Appeal from the United States District Court for the Western District of Virginia, at Roanoke. James C. Turk, Chief District Judge. (CR-85-89; CA-89-974-R)

Gregory Kirk Bell, appellant pro se.

Karen Breeding Peters, Assistant United States Attorney, Roanoke, Va., for appellee.

W.D. Va.




Gregory Kirk Bell, a federal prisoner, brought this 28 U.S.C. § 2255 petition challenging his conviction for conspiracy to possess with intent to distribute cocaine and marijuana. He raised two claims before the district court. First, he alleged that he was denied his right to counsel of choice when his lead attorney became unavailable, leaving the attorney's associate to complete the trial. Second, he claimed that the introduction of certain evidence violated the double jeopardy clause.
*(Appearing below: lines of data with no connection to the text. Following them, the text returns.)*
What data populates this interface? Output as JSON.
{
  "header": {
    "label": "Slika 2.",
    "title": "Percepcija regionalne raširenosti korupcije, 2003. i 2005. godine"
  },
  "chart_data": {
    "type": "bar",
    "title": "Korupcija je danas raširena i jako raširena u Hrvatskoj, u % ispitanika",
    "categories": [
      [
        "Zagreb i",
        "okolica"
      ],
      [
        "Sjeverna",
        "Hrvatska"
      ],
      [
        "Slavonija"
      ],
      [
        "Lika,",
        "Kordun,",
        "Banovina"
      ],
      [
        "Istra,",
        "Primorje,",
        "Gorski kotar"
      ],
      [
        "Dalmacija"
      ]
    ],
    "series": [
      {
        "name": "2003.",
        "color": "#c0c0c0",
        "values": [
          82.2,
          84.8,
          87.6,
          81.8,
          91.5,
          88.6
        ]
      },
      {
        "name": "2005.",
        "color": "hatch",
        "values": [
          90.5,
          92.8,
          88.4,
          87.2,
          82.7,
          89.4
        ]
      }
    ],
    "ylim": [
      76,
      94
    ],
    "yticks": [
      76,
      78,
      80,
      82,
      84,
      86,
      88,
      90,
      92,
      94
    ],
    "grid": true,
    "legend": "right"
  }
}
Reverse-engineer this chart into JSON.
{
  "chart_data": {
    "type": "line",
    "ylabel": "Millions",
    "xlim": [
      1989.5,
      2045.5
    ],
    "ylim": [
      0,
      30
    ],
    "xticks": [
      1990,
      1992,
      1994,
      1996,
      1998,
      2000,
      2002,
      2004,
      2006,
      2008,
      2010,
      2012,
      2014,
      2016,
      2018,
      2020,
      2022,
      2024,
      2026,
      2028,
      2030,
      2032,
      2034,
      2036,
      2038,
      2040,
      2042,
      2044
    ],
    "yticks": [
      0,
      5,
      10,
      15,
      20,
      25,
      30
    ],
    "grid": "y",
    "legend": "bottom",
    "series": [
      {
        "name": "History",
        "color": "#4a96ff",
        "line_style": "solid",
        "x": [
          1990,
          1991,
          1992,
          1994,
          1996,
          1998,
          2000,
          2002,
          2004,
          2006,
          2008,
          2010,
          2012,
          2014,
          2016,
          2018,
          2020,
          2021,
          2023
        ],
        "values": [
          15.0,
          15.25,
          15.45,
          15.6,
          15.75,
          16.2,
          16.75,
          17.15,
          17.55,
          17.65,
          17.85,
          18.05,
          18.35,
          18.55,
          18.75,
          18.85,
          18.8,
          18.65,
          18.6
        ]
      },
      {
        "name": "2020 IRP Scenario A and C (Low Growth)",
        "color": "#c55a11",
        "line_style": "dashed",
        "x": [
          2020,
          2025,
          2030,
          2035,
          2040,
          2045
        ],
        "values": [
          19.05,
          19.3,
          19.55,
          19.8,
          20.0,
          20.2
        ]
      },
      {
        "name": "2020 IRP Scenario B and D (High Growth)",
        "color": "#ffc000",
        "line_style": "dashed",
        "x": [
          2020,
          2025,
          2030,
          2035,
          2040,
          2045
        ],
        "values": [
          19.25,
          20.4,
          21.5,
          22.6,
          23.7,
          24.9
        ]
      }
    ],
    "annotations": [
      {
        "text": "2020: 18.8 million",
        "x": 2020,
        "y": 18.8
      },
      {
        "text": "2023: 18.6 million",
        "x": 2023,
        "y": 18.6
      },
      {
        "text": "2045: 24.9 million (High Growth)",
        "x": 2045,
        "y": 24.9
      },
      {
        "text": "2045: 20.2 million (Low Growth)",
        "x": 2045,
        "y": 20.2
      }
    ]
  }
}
Bell raised these same claims on the direct appeal of his conviction, and this Court found them to be without merit. United States v. Ryan, No. 86-5055 (4th Cir. Oct. 1, 1987) (unpublished), cert. denied, 487 U.S. 1218 (1988). Because Bell has had a full and fair opportunity to litigate these claims on direct appeal, and because there has been no intervening change in the law, he cannot raise them on collateral attack. Boeckenhaupt v. United States, 537 F.2d 1182 (4th Cir.), cert. denied, 429 U.S. 863 (1976). Therefore, we affirm the district court's denial of the petition. We dispense with oral argument because the facts and legal contentions are adequately presented in the materials before the Court and argument would not significantly aid the decisional process.